Hayes, my name for my son on social media, is battling anger. I battled it in the two years after Corrie’s death. His anger is the heart of his struggle with her loss and the fear of losing someone he loves or admires. It does not make certain choices of his right. A part of his anger is seeing how society treats people with autism.

He knows how the individual in the highest office made fun of people with disabilities. He has seen that mocked by other students. A teen at a high school in a city near us attacked another with autism.
My son sees and knows. He also knows history of the Holocaust, and believes that some Americans want him to disappear.
My son is scared that he will be sent to a camp.
My 14-year-old son believes he is not desired as a part of the human experiment. He named another kid diagnosed with autism. He said, “What did [this person] do to deserve to be diagnosed with autism? I know why I am. I am bad and evil.” In other words, he associates autism with bad.
I have also seen the vaccine debate about more vaccines possibly causing autism. I do not invest support in this falsehood. Again, the evidence is physical and real. It does not require a news outlet that supports your current belief system. I decorate and care for the graves of about 40 babies, children, and teens in Corrie’s cemetery. I started this in July 2020, two months after we lost Corrie. Most of those graves are children before 1960. Walk along in the old part of the cemetery, you will see a child or infant every four graves. One family has five babies and young children. Another family lost eight children.
The view of autism as a curse, increased because of vaccines, or other view implies that children like my son are unwanted or cursed. When I was growing up, I wanted a family of five children. I wanted a large family. I had Charles, Corrie, and a miscarriage. God has not seen fit to allow me to keep my other two. Yet, the child I do have on this earth must stand before some in this nation as a testament of who and what is unwanted.

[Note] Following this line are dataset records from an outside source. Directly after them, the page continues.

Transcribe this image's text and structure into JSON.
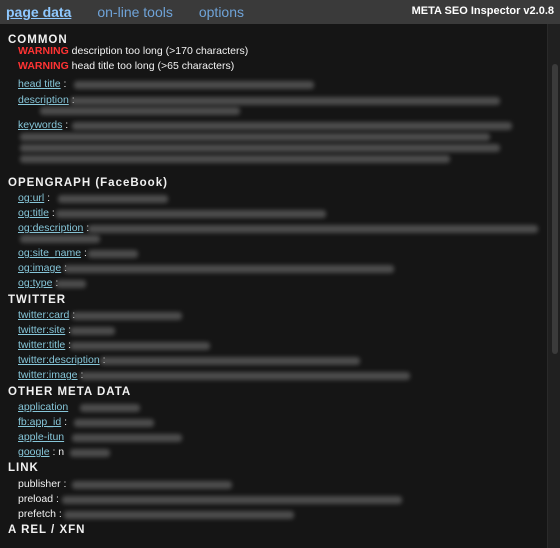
{
  "topbar": {
    "tabs": [
      "page data",
      "on-line tools",
      "options"
    ],
    "active_tab": 0,
    "brand": "META SEO Inspector v2.0.8"
  },
  "sections": {
    "common": "COMMON",
    "opengraph": "OPENGRAPH (FaceBook)",
    "twitter": "TWITTER",
    "other": "OTHER META DATA",
    "link": "LINK",
    "arel": "A REL / XFN"
  },
  "common": {
    "warning_word": "WARNING",
    "warning_1": "description too long (>170 characters)",
    "warning_2": "head title too long (>65 characters)",
    "head_title": "head title",
    "description": "description",
    "keywords": "keywords"
  },
  "opengraph": [
    "og:url",
    "og:title",
    "og:description",
    "og:site_name",
    "og:image",
    "og:type"
  ],
  "twitter": [
    "twitter:card",
    "twitter:site",
    "twitter:title",
    "twitter:description",
    "twitter:image"
  ],
  "other": {
    "application": "application",
    "fb_app_id": "fb:app_id",
    "apple_itunes": "apple-itun",
    "google": "google",
    "google_value": "n"
  },
  "link": [
    "publisher",
    "preload",
    "prefetch"
  ]
}
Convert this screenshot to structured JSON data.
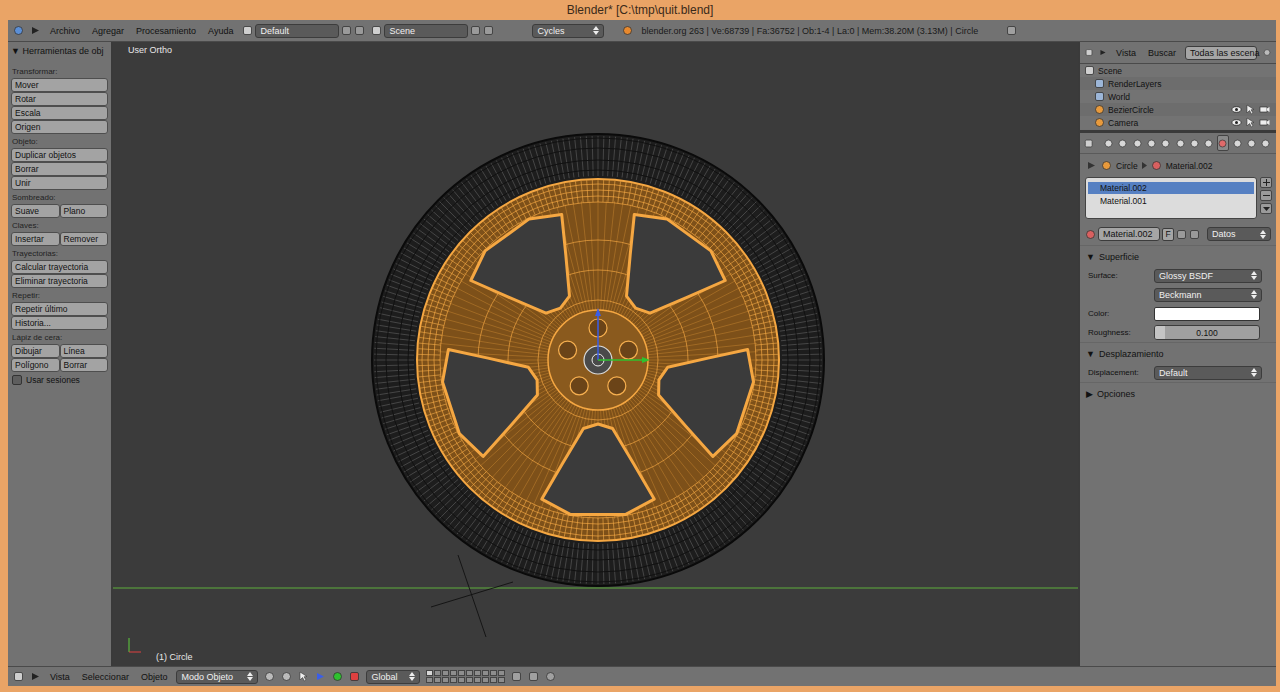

I do not write from tears I have wept in 2020. I do not write now bleeding on paper, any more than I write from “Oh god, she’s talking about her daughter again.” I write from the perspective of what made me a lioness in the first place.
Ready. Set. Match.
The part of my mom that hates confrontation and wants to please people still lives beneath my skin. I have often thought. “Don’t speak. You’ll upset someone.” But I know from my experiences, I will make someone unhappy anyways. I’ve had to deal with uncomfortable situations from the time my son was two and no longer invited to birthday parties while my daughter received an invitation everywhere.
There is A Lot to Do
My son will undergo what I call “service projects” for certain recent behaviors. One of them he completely understands, but dreads the work for. He is going to prep the ground for an autism-themed garden on our property with composting done over the course of one year in place. It will take at least one year before he places the first plant. By that time, he will have taken his first serious agriculture class, and he will learn more from the farming, tractors, and garden prep he does with his father, grandfather, and me. The goal of this garden is not only responsibility, but visibility of him as a person. I will not dictate what goes in, as it should be his work.
There is a lot to do. In the meantime, I am getting ready for multiple garden projects, beds, and the last of the seeds for this season. I am set about which plants I need to go and where. I will match the beauty of other gardens, and the energy it will take to raise my son to complete manhood without his sister.